James Madison University, Harrisonburg, VA

Paper No. DETC2015-47455, pp. V003T04A021; 4 pages
doi:10.1115/DETC2015-47455
From:
  • ASME 2015 International Design Engineering Technical Conferences and Computers and Information in Engineering Conference
  • Volume 3: 17th International Conference on Advanced Vehicle Technologies; 12th International Conference on Design Education; 8th Frontiers in Biomedical Devices
  • Boston, Massachusetts, USA, August 2–5, 2015
  • Conference Sponsors: Design Engineering Division, Computers and Information in Engineering Division
  • ISBN: 978-0-7918-5710-6
  • Copyright © 2015 by ASME

abstract

Lab exercises have traditionally been a time when students follow a given procedure, collect data, and interpret the data. The highly structured experience often leads to students focusing on the procedure and not fully thinking through the concepts being covered. While labs are fully completed each week, the structured approach does not prepare students for the open-ended, non-procedural work entry-level engineers will encounter in industry. To encourage a deeper understanding of course concepts and how they translate to physical systems and better prepare students for the workforce, open-ended design projects were offered in place of structured labs in the circuits and mechatronics courses at James Madison University.

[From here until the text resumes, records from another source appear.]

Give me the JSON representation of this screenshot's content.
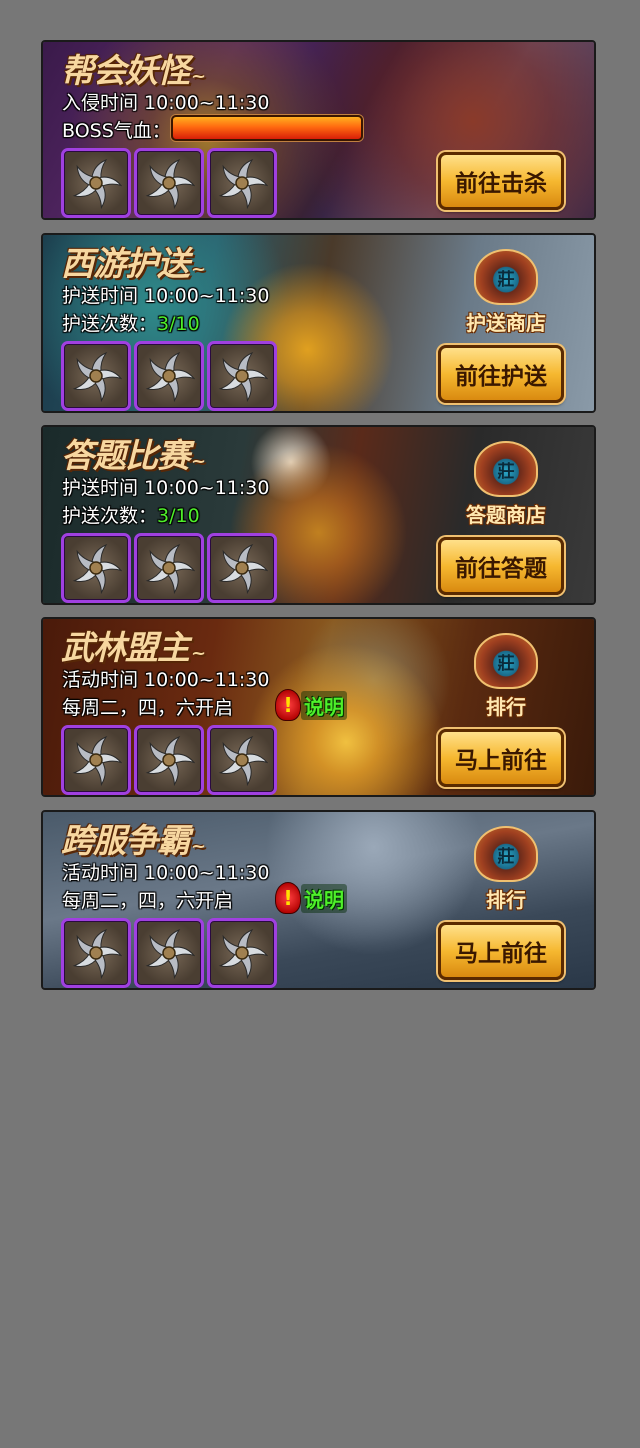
{
  "panels": [
    {
      "title": "帮会妖怪",
      "line1": "入侵时间 10:00~11:30",
      "line2_label": "BOSS气血：",
      "boss_hp_fraction": 1.0,
      "button": "前往击杀"
    },
    {
      "title": "西游护送",
      "line1": "护送时间 10:00~11:30",
      "line2_label": "护送次数：",
      "line2_value": "3/10",
      "shop_icon_text": "莊",
      "shop_label": "护送商店",
      "button": "前往护送"
    },
    {
      "title": "答题比赛",
      "line1": "护送时间 10:00~11:30",
      "line2_label": "护送次数：",
      "line2_value": "3/10",
      "shop_icon_text": "莊",
      "shop_label": "答题商店",
      "button": "前往答题"
    },
    {
      "title": "武林盟主",
      "line1": "活动时间 10:00~11:30",
      "line2_label": "每周二，四，六开启",
      "note_mark": "!",
      "note_label": "说明",
      "shop_icon_text": "莊",
      "shop_label": "排行",
      "button": "马上前往"
    },
    {
      "title": "跨服争霸",
      "line1": "活动时间 10:00~11:30",
      "line2_label": "每周二，四，六开启",
      "note_mark": "!",
      "note_label": "说明",
      "shop_icon_text": "莊",
      "shop_label": "排行",
      "button": "马上前往"
    }
  ],
  "reward_icon": "shuriken-icon",
  "colors": {
    "slot_border": "#a040e0",
    "highlight_green": "#4ef02a",
    "button_gold": "#f6b830"
  }
}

The design projects are undirected experiences that build on the directed experiences in lecture and lab. Students are challenged to work in teams to design, build, test, and in one case, calibrate, an electrical system. No instruction is provided for the project, rather, a set of design requirements, timetable, and supplemental materials (e.g., data sheets, vendor design briefs, past labs relevant to the design requirements) are given. Students must synthesize multiple weeks of course content into a single design project. This paper reports on our observations and student feedback for embedding design experiences in engineering science courses.